Science is supposed to be a collection of objective facts, but facts do not turn into knowledge until they are interpreted by humans, each of whom has a bias. Professor Duesberg presents little or no direct experimental evidence to support his claims or to confirm his analyses of existing data. Although he makes a persuasive argument, without having conducted my own review of the enormous body of literature, I cannot determine whether his hypothesis is right or wrong. However, his attack on the dominant theory is logical and testable. If he has indeed been prevented from testing his theory, this is truly a tragic misuse of science and one which we must diligently try to remedy.

Sheldon Margen, M.D., professor emeritus of public health, chairman of the editorial board of advisors of the UC Berkeley Wellness Letter.

*****

The federal medical research establishment has laid it down that the HIV virus is the cause of AIDS. It seems virtually impossible, on Duesberg's evidence, for HIV to do any such thing. Nevertheless, the definition of AIDS is manipulated so that HIV antibodies are always found in people diagnosed to have it.

Even people ignorant of virology will have no trouble following Duesberg's exposure of the circularity of the Centers for Disease Control's argument. He shows that the number and nature of AIDS diseases have been changed to save the doctrine; when too many people died of Kaposi's sarcoma (once considered the typical AIDS disease) without carrying the required antibodies, the CDC dropped it from the official AIDS list. Probably the most vicious consequence of this vicious circle is the feeding of AZT and other highly toxic chemicals to persons who are HIV positive but who do not have symptoms of any AIDS disease.

The establishment considers that HIV, though necessary, may not be sufficient to cause AIDS. A "co-factor" may be involved. Duesberg has discovered this co-factor: it is the establishment itself. HIV, he says, causes AIDS only under the influence of the National Institutes of Health, the CDC, their corresponding agencies abroad, and interested drug companies.

The major lesson of Duesberg's book is that big science cannot be trusted to police itself.
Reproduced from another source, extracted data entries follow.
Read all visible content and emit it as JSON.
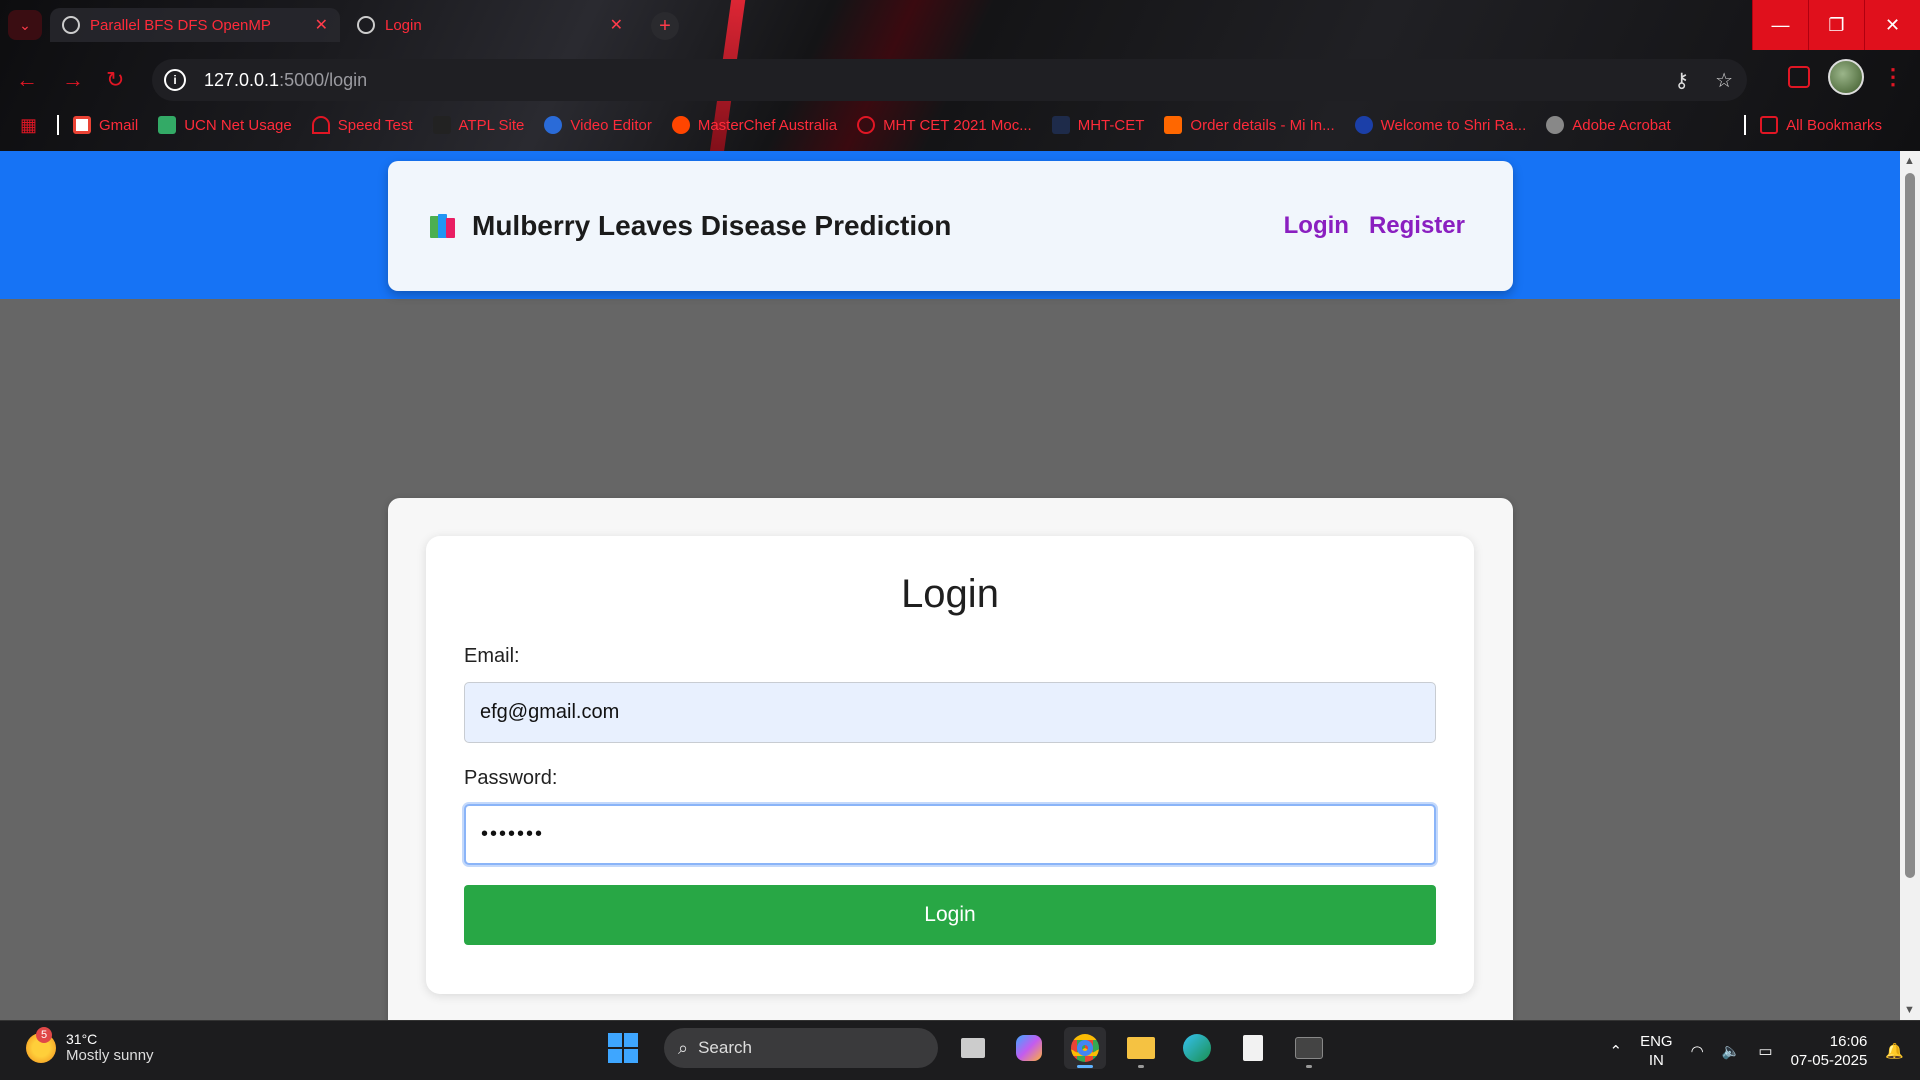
{
  "browser": {
    "tabs": [
      {
        "title": "Parallel BFS DFS OpenMP",
        "active": true
      },
      {
        "title": "Login",
        "active": false
      }
    ],
    "url_host": "127.0.0.1",
    "url_path": ":5000/login",
    "bookmarks": [
      {
        "label": "Gmail",
        "icon": "gmail-icon"
      },
      {
        "label": "UCN Net Usage",
        "icon": "network-icon"
      },
      {
        "label": "Speed Test",
        "icon": "speedometer-icon"
      },
      {
        "label": "ATPL Site",
        "icon": "site-icon"
      },
      {
        "label": "Video Editor",
        "icon": "globe-icon"
      },
      {
        "label": "MasterChef Australia",
        "icon": "reddit-icon"
      },
      {
        "label": "MHT CET 2021 Moc...",
        "icon": "site-icon"
      },
      {
        "label": "MHT-CET",
        "icon": "site-icon"
      },
      {
        "label": "Order details - Mi In...",
        "icon": "mi-icon"
      },
      {
        "label": "Welcome to Shri Ra...",
        "icon": "site-icon"
      },
      {
        "label": "Adobe Acrobat",
        "icon": "globe-icon"
      }
    ],
    "all_bookmarks": "All Bookmarks",
    "accent": "#e01624"
  },
  "site": {
    "brand_title": "Mulberry Leaves Disease Prediction",
    "nav": {
      "login": "Login",
      "register": "Register"
    },
    "header_color": "#1673f5",
    "link_color": "#8a1fc0"
  },
  "login_form": {
    "title": "Login",
    "email_label": "Email:",
    "email_value": "efg@gmail.com",
    "password_label": "Password:",
    "password_value": "•••••••",
    "submit_label": "Login",
    "submit_color": "#28a745"
  },
  "taskbar": {
    "weather_badge": "5",
    "temperature": "31°C",
    "weather_desc": "Mostly sunny",
    "search_label": "Search",
    "lang_line1": "ENG",
    "lang_line2": "IN",
    "time": "16:06",
    "date": "07-05-2025"
  }
}
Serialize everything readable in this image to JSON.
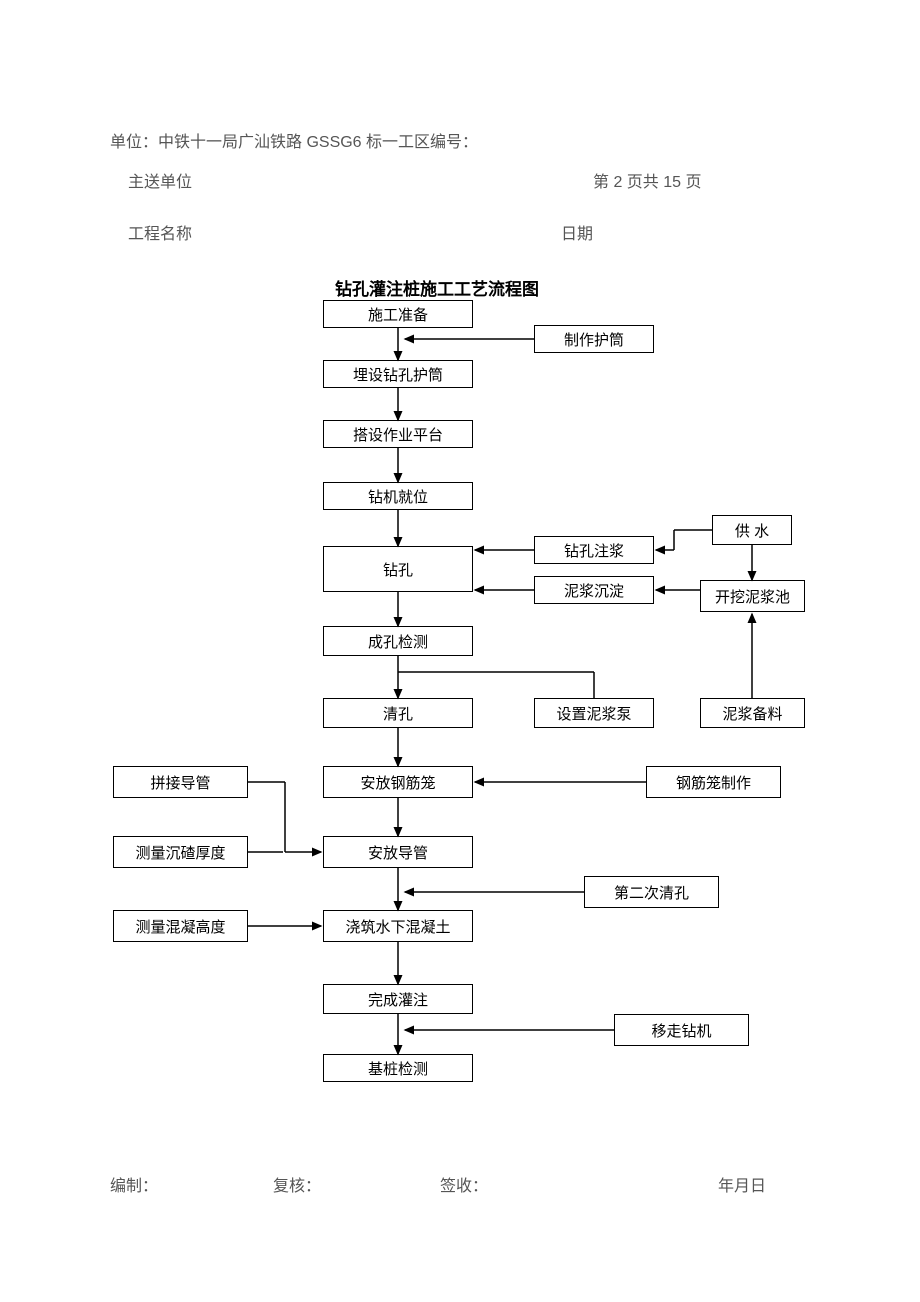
{
  "header": {
    "unit_line": "单位：中铁十一局广汕铁路 GSSG6 标一工区编号：",
    "send_to": "主送单位",
    "page_info": "第 2 页共 15 页",
    "project_name": "工程名称",
    "date_label": "日期"
  },
  "diagram": {
    "title": "钻孔灌注桩施工工艺流程图",
    "nodes": {
      "prep": "施工准备",
      "make_casing": "制作护筒",
      "bury_casing": "埋设钻孔护筒",
      "platform": "搭设作业平台",
      "drill_pos": "钻机就位",
      "water": "供 水",
      "drill": "钻孔",
      "grout": "钻孔注浆",
      "mud_settle": "泥浆沉淀",
      "dig_pool": "开挖泥浆池",
      "hole_test": "成孔检测",
      "clean_hole": "清孔",
      "mud_pump": "设置泥浆泵",
      "mud_material": "泥浆备料",
      "splice_pipe": "拼接导管",
      "place_cage": "安放钢筋笼",
      "make_cage": "钢筋笼制作",
      "measure_sed": "测量沉碴厚度",
      "place_pipe": "安放导管",
      "second_clean": "第二次清孔",
      "measure_conc": "测量混凝高度",
      "pour_conc": "浇筑水下混凝土",
      "finish_pour": "完成灌注",
      "move_drill": "移走钻机",
      "pile_test": "基桩检测"
    }
  },
  "footer": {
    "compile": "编制：",
    "review": "复核：",
    "receive": "签收：",
    "date": "年月日"
  }
}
Instead, the establishment has sought to suppress Duesberg by the methods of the priests of old: censorship, ostracism, excommunication, and refusal of sacraments--in this case, invitations to meetings, outlets for publication, and money for research. A more effective method would be to try to discredit him: support the research he proposes and, if it proves him wrong, expose him.

John Heilbron '55, M.A. '58, Ph.D. '64, professor of history and history of science and former vice chancellor of the Berkeley campus.